Women and Girls
at the Center

Advancing Integrated Sexual and Reproductive Health in Products, Policies and Programs

Global Call to Action for the Provision of Rights-Based, Client-Centered Sexual and Reproductive Health (SRH) During and After COVID-19

The Current Challenge—and Opportunity

The COVID-19 pandemic poses unprecedented challenges to health systems around the world as governments mobilize limited resources to fight the pandemic. Resources needed to mitigate the effects of COVID-19 are likely being reallocated from other health services.

At the same time, women and adolescent girls—who are already vulnerable to unintended pregnancy, gender-based violence, HIV and other sexually transmitted infections (STIs), and cervical cancer—now face amplified vulnerabilities due to affected or limited access to sexual and reproductive health (SRH) services that are often parceled between different providers and service delivery points.

Call to Action

The global health community reaffirms its commitment to ensuring rights-based, client-centered SRH services, including the full range of available contraceptive methods, HIV/STI prevention, testing, and treatment, and cervical cancer services during and after COVID-19.

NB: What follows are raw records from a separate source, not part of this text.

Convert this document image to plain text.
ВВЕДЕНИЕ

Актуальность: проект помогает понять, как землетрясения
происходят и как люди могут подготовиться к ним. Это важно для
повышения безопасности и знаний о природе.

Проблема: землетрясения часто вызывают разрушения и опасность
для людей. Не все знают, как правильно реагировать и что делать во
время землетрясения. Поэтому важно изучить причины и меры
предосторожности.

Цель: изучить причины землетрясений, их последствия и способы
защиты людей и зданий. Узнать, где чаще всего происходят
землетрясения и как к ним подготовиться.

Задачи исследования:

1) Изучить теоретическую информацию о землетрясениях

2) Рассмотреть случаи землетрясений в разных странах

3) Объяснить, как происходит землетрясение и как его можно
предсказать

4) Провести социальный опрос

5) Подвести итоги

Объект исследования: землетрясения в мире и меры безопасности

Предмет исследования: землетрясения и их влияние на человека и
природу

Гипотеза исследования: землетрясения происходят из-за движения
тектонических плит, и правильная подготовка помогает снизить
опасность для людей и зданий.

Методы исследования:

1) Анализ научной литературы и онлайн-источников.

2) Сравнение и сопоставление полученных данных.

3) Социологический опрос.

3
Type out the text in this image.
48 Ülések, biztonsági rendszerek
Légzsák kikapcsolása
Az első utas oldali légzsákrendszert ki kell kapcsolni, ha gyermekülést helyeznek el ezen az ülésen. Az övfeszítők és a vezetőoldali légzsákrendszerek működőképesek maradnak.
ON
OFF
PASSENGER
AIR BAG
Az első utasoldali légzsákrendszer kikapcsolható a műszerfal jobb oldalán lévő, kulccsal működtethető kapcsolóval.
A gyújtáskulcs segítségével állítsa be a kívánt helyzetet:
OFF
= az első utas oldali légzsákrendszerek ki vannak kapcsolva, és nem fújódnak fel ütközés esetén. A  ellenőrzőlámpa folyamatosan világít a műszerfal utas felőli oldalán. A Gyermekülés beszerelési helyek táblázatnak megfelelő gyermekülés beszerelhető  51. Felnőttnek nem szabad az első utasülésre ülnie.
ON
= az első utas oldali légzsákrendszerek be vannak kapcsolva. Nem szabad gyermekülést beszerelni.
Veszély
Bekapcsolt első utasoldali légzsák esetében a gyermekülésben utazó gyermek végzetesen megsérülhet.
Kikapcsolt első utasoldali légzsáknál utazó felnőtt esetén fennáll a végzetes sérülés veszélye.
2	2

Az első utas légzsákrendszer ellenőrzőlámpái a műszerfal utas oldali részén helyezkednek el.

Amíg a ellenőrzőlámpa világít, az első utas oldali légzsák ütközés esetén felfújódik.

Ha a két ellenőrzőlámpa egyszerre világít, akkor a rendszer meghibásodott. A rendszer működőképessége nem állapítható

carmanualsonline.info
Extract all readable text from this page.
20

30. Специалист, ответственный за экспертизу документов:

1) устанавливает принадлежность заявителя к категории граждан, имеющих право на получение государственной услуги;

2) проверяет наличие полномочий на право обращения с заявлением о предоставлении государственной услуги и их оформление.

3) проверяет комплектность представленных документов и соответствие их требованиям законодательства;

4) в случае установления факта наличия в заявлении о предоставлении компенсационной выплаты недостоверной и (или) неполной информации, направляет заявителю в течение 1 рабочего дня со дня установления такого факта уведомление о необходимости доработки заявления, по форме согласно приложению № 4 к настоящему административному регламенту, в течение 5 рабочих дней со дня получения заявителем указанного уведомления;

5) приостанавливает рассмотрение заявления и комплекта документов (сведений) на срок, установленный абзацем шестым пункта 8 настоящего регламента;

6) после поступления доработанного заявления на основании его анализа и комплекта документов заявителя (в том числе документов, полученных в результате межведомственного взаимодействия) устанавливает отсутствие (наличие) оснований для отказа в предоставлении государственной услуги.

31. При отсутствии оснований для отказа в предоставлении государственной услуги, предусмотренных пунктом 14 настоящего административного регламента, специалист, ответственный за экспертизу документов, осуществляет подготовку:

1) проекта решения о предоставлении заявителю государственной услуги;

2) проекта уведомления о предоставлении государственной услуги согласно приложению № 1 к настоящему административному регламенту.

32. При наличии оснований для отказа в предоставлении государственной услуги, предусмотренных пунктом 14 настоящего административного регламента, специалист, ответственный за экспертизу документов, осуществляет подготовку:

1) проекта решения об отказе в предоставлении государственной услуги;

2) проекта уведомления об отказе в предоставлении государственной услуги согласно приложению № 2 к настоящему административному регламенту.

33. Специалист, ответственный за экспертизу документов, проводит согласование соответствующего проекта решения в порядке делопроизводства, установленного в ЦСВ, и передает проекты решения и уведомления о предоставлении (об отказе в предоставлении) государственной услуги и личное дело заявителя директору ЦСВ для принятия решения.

Download this call to action as a PDF.

The ECHO study findings are another stark reminder that women, and especially adolescent girls, remain highly at risk of acquiring HIV infection and other STIs, and their comprehensive health needs are not being met.

In line with recommendations and definitions outlined by the World Health Organization, governments should maintain essential sexual and reproductive health services throughout the response to the COVID-19 pandemic. This includes, but is not limited to, family planning and prevention and treatment of HIV and other STIs, including those that lead to cervical cancer.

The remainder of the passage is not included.